Ted Cruz Almost Got It Right on Vaccines Until He Totally Didn't
As the vaccine "debate" has gained speed in the aftermath of a measles outbreak centered on Disneyland in California, reaction from the libertarian right has been fascinating. Senator Rand Paul stuttered something about vaccines needing to be voluntary and walked up to the thoroughly debunked "vaccines can cause mental disorders" line. New Jersey Governor Chris Christie, who isn't a libertarian but likes to pander to them, insisted that there must be an element of parental choice in whether or not kids get vaccinated from life threatening diseases. DFW's own Glenn Beck, who's really more of an anarchist than anything, stoked the anti-vaccination flames. After rehashing the thoroughly debunked link between certain vaccines and autism, he said that anti-vaxxers were subject to undue persecution.

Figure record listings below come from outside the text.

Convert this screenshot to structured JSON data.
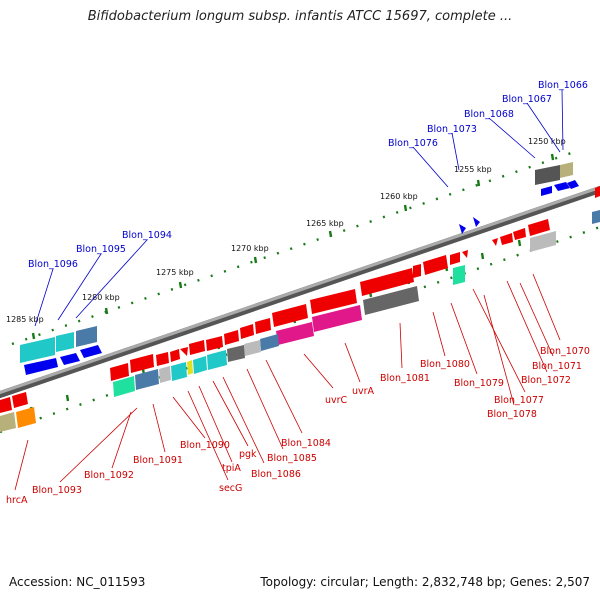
{
  "title": "Bifidobacterium longum subsp. infantis ATCC 15697, complete ...",
  "footer": {
    "accession": "Accession: NC_011593",
    "summary": "Topology: circular; Length: 2,832,748 bp; Genes: 2,507"
  },
  "colors": {
    "forward_label": "#0000cc",
    "reverse_label": "#cc0000",
    "backbone": "#777777",
    "tick": "#1a7a1a",
    "forward_gene": "#0000ee",
    "reverse_gene": "#ee0000"
  },
  "ticks": [
    "1250 kbp",
    "1255 kbp",
    "1260 kbp",
    "1265 kbp",
    "1270 kbp",
    "1275 kbp",
    "1280 kbp",
    "1285 kbp"
  ],
  "forward_labels": [
    "Blon_1066",
    "Blon_1067",
    "Blon_1068",
    "Blon_1073",
    "Blon_1076",
    "Blon_1094",
    "Blon_1095",
    "Blon_1096"
  ],
  "reverse_labels": [
    "Blon_1070",
    "Blon_1071",
    "Blon_1072",
    "Blon_1077",
    "Blon_1078",
    "Blon_1079",
    "Blon_1080",
    "Blon_1081",
    "uvrA",
    "uvrC",
    "Blon_1084",
    "Blon_1085",
    "Blon_1086",
    "pgk",
    "tpiA",
    "secG",
    "Blon_1090",
    "Blon_1091",
    "Blon_1092",
    "Blon_1093",
    "hrcA"
  ]
}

"Where is anybody saying, 'My gosh, we're living in the days of Galileo!' The church has become the state. And if you don't practice their religion exactly the way they tell you to practice it, you're done. How many people have lost their jobs, have lost their credibility? We have got to unite. We've got to stand together," he said Tuesday on The Blaze, his TV network.
It was only a matter of time before Texas Senator Ted Cruz, who actually thinks he has a legitimate shot at being president, had to weigh in. He started off reasonably.
"We've got two little girls, we've vaccinated both our girls and would encourage people to do the same," he told Politico.
He wasn't content to leave things there though. Cruz said that some states have "appropriate" exemptions for "good faith religious convictions."
"Good faith religious convictions," along with a blend of dubious "science," were responsible for a 2013 measles outbreak centered at Eagle Mountain International Church in Newark, about 90 minutes northwest of Dallas. And they're also partly to blame for the return of measles, a disease eradicated within U.S. borders in the 20th century.